The view from the Air-Asia flight as we approached Sultan Iskandarmuda International Airport was one of peace and serenity: there lay Banda Aceh, at the northern end of Sumatra where the Straits of Melaka meet the Indian Ocean, hugged by green hills below which rice-fields nestled.
I was in Banda Aceh, the capital of Nanggroe Aceh Darussalam, for about 4 days with my eldest sister and her husband to attend a wedding reception. The bride is the daughter of Pak Amir (extreme left),
an acquaintance of my husband whose respective companies were involved in the construction of an orphanage in Sigli 150 km to the east of Banda Aceh. (Hubby joined us on the day of the reception and stayed one night).
Right-click here for an Encarta map of Aceh in relation to Peninsular Malaysia.
Pak Amir had graciously provided us the use of a car and a guide-cum-driver, Pak Hatta. Upon fetching us at the airport, Pak Hatta, a young father of two, took us on a quick tour of the part of Banda Aceh that was devastated by the great Tsunami of 26/12/2004. We noted that some houses had been re-built but mostly what we saw were roofless concrete structures - much-damaged and apparently abandoned; their occupants, likely to have been whole families, probably perished, according to Pak Hatta. Off course houses made of timber simply disintegrated and were washed as far as 7 km inland.

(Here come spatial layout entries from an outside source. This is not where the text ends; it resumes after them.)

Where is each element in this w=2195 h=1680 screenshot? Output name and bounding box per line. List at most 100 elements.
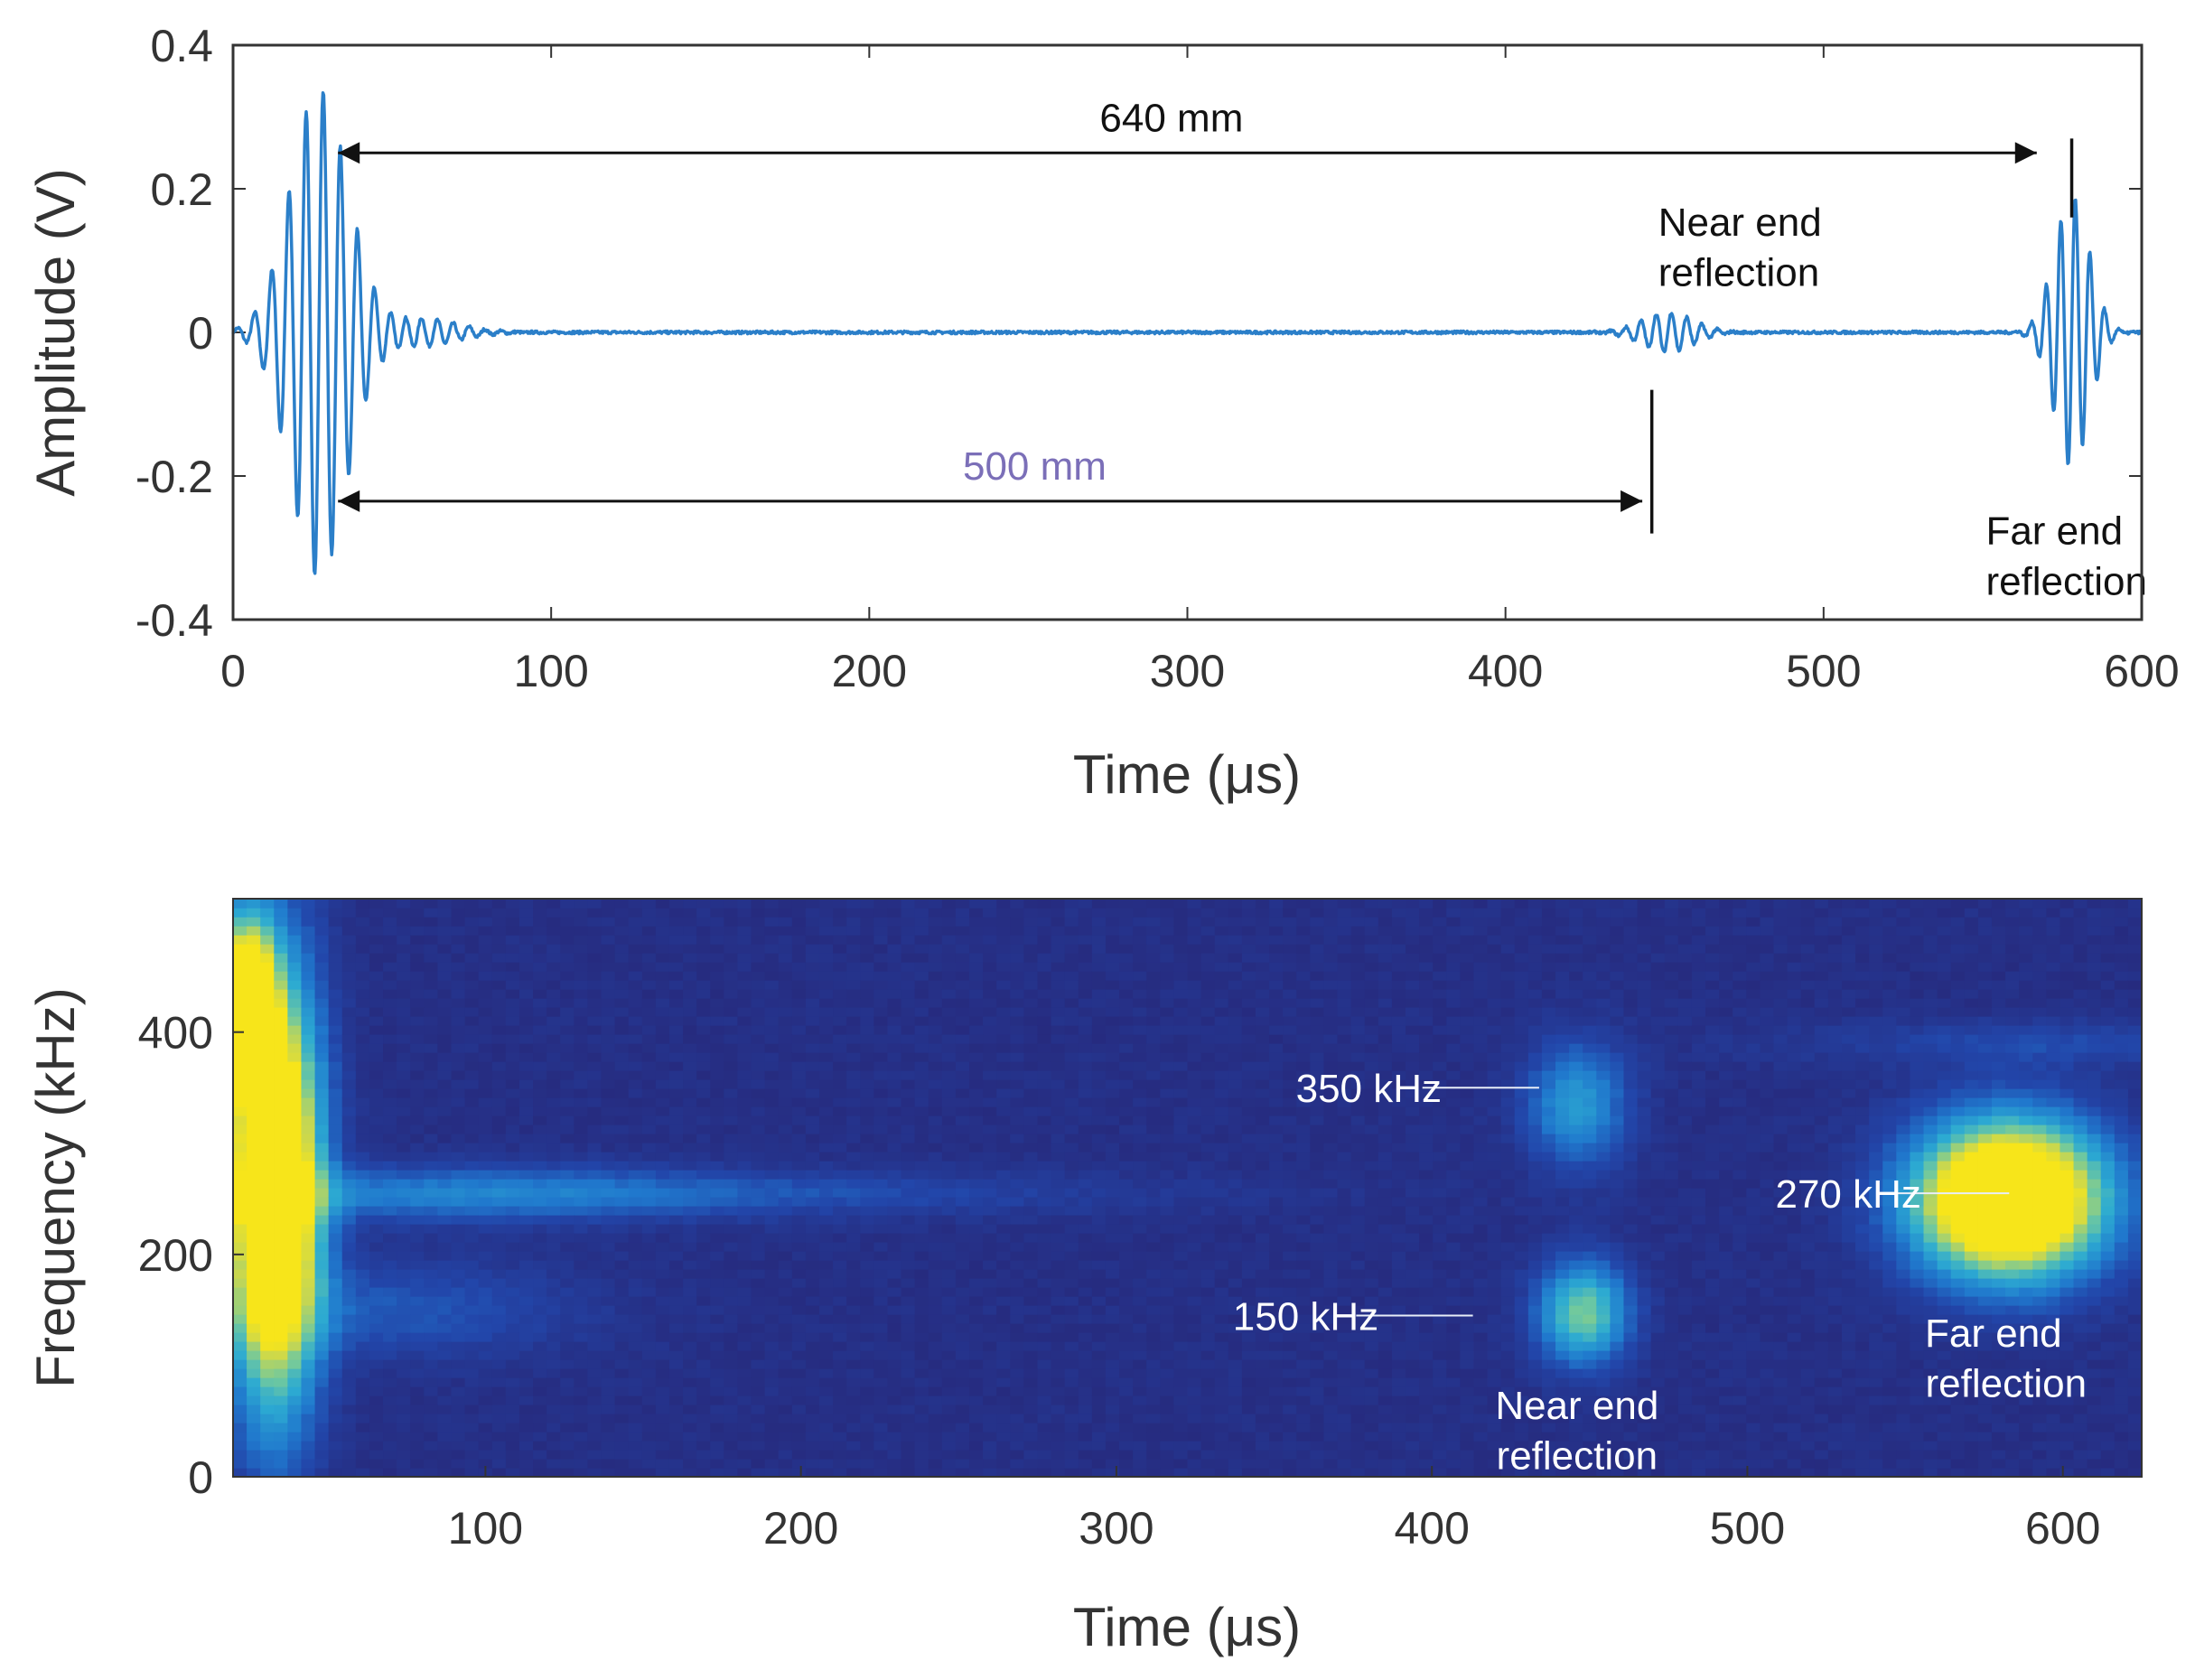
heatmap-cell xyxy=(1119,1350,1134,1360)
heatmap-cell xyxy=(1269,1215,1284,1225)
heatmap-cell xyxy=(1241,1251,1256,1261)
heatmap-cell xyxy=(518,1296,534,1306)
heatmap-cell xyxy=(969,1377,984,1387)
heatmap-cell xyxy=(914,1359,929,1369)
heatmap-cell xyxy=(314,953,330,963)
heatmap-cell xyxy=(560,1097,574,1107)
heatmap-cell xyxy=(1091,1332,1107,1342)
heatmap-cell xyxy=(383,1206,397,1216)
heatmap-cell xyxy=(901,1423,916,1433)
heatmap-cell xyxy=(955,917,970,927)
heatmap-cell xyxy=(805,1070,820,1080)
heatmap-cell xyxy=(914,1170,929,1180)
heatmap-cell xyxy=(301,1305,316,1315)
heatmap-cell xyxy=(641,1134,657,1143)
heatmap-cell xyxy=(1228,1224,1243,1234)
heatmap-cell xyxy=(533,1052,547,1062)
heatmap-cell xyxy=(1037,962,1052,972)
heatmap-cell xyxy=(397,1459,411,1469)
heatmap-cell xyxy=(1078,1251,1093,1261)
heatmap-cell xyxy=(724,1143,739,1153)
heatmap-cell xyxy=(1228,989,1243,999)
heatmap-cell xyxy=(1200,1088,1216,1098)
heatmap-cell xyxy=(1064,953,1079,963)
heatmap-cell xyxy=(383,1296,397,1306)
heatmap-cell xyxy=(464,935,480,945)
heatmap-cell xyxy=(641,1025,657,1035)
heatmap-cell xyxy=(724,1414,739,1423)
heatmap-cell xyxy=(1228,1278,1243,1288)
heatmap-cell xyxy=(928,1224,943,1234)
heatmap-cell xyxy=(533,1242,547,1252)
heatmap-cell xyxy=(818,962,834,972)
heatmap-cell xyxy=(1241,1432,1256,1442)
heatmap-cell xyxy=(560,1070,574,1080)
heatmap-cell xyxy=(424,980,438,990)
heatmap-cell xyxy=(1119,1115,1134,1125)
heatmap-cell xyxy=(1133,1224,1147,1234)
heatmap-cell xyxy=(1160,1432,1174,1442)
heatmap-cell xyxy=(1214,1377,1229,1387)
heatmap-cell xyxy=(1241,1170,1256,1180)
heatmap-cell xyxy=(969,1242,984,1252)
heatmap-cell xyxy=(791,1034,807,1044)
heatmap-cell xyxy=(1228,1143,1243,1153)
heatmap-cell xyxy=(478,1278,493,1288)
heatmap-cell xyxy=(1010,989,1024,999)
heatmap-cell xyxy=(1200,989,1216,999)
heatmap-cell xyxy=(1105,1377,1120,1387)
heatmap-cell xyxy=(383,1341,397,1351)
heatmap-cell xyxy=(560,1377,574,1387)
heatmap-cell xyxy=(941,971,957,981)
heatmap-cell xyxy=(668,944,684,954)
heatmap-cell xyxy=(233,1341,248,1351)
heatmap-cell xyxy=(805,1134,820,1143)
heatmap-cell xyxy=(641,1405,657,1414)
heatmap-cell xyxy=(1037,953,1052,963)
heatmap-cell xyxy=(1228,1206,1243,1216)
heatmap-cell xyxy=(601,1061,616,1071)
heatmap-cell xyxy=(383,1323,397,1333)
heatmap-cell xyxy=(1064,1287,1079,1297)
heatmap-cell xyxy=(1269,1188,1284,1198)
heatmap-cell xyxy=(314,1314,330,1324)
heatmap-cell xyxy=(1091,908,1107,918)
heatmap-cell xyxy=(355,1377,370,1387)
heatmap-cell xyxy=(668,1350,684,1360)
heatmap-cell xyxy=(247,1251,261,1261)
heatmap-cell xyxy=(641,1052,657,1062)
heatmap-cell xyxy=(546,1459,561,1469)
heatmap-cell xyxy=(1051,917,1066,927)
heatmap-cell xyxy=(901,1323,916,1333)
heatmap-cell xyxy=(410,1350,425,1360)
heatmap-cell xyxy=(683,917,697,927)
heatmap-cell xyxy=(887,1061,902,1071)
heatmap-cell xyxy=(341,1296,357,1306)
heatmap-cell xyxy=(901,1368,916,1378)
heatmap-cell xyxy=(478,1034,493,1044)
heatmap-cell xyxy=(1160,1188,1174,1198)
heatmap-cell xyxy=(1010,1242,1024,1252)
heatmap-cell xyxy=(451,1414,466,1423)
heatmap-cell xyxy=(791,1269,807,1279)
heatmap-cell xyxy=(1228,1414,1243,1423)
heatmap-cell xyxy=(846,1152,861,1162)
heatmap-cell xyxy=(1228,1115,1243,1125)
heatmap-cell xyxy=(533,1414,547,1423)
heatmap-cell xyxy=(805,1405,820,1414)
heatmap-cell xyxy=(1241,971,1256,981)
heatmap-cell xyxy=(833,971,847,981)
heatmap-cell xyxy=(628,1459,643,1469)
heatmap-cell xyxy=(260,1206,275,1216)
heatmap-cell xyxy=(1160,1323,1174,1333)
heatmap-cell xyxy=(1146,1314,1161,1324)
heatmap-cell xyxy=(914,1251,929,1261)
heatmap-cell xyxy=(601,1414,616,1423)
heatmap-cell xyxy=(1133,1305,1147,1315)
heatmap-cell xyxy=(1078,1323,1093,1333)
heatmap-cell xyxy=(1269,1423,1284,1433)
heatmap-cell xyxy=(260,1134,275,1143)
heatmap-cell xyxy=(778,1097,793,1107)
heatmap-cell xyxy=(696,1341,711,1351)
heatmap-cell xyxy=(464,1242,480,1252)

Pak Hatta remembered that the earthquake preceding the tsunami was extremely powerful, at first shaking front to back and then side-ways and after that the earth shook in powerful wave-like motions for what seemed a long time. There was no other thought in his mind except that hari kiamat was upon them. He was fortunate that he had run for dear life when he heard screams of "LARI! LARI!" when the tsunami came. Of his family only one cousin could not be found.
Not so with Pak Amir. He was fleeing with his family when they were swept by the water which engulfed the whole lower floor of his double-storey house, to a height of about 12 ft. He himself had clung to a tall tree while his three children had managed to save themselves, though unfortunately his wife (Al-marhummah Nurbaiti) had fallen down while running and was never found after that. Pak Amir, who has since re-married to Ibu Widyanti (extreme right in the wedding photo above) has built a 12 ft high wall on one side of his house as a reminder of the calamity.
As with the Al-Rahman mosque (photo below), Pak Amir's house had withstood the onslaught of the tsunami. It was there that hubby had camped in the early days of the orphanage project amidst the rubble of destroyed homes and shop-houses, with dirt-tracks passing for roads. In fact those days he had to travel by road all the way from Medan, a journey of 600 km distance dotted with army check-points and took about 14 hours. There were no hotels and everywhere was army personnel. No wonder he didn't let me tag along on his trips then.
But ever since Aceh province was granted autonomy by the Indonesian Parliament in 2006, whereby the local government enjoys 70 per cent of the revenues from the province's huge natural reserves, hubby noticed a very much more rapid pace of rebuilding, in Banda Aceh at least.
There are now many hotels, double-laned roads, an international airport, absolutely no soldiers, and people seemed to go about their businesses much more enthusiastically than before. Many overseas Acehnese have returned to contribute in the development and one of them eventually became the Governor of Aceh. Also not forgetting one who may have learnt a thing or two in Malaysia and that is the owner of a restaurant called Mamak Canai (alas we couldn't stop to take a photo of the shop when we were passing by).
Although some may feel that achieving autonomy as a hikmah of the tsunami, Pak Amir remarked that he still feels the trauma of his harrowing experience and is living with hypertension now. A lady still wanders among the traffic at a busy roundabout in town as if searching for something or someone, a loved one perhaps?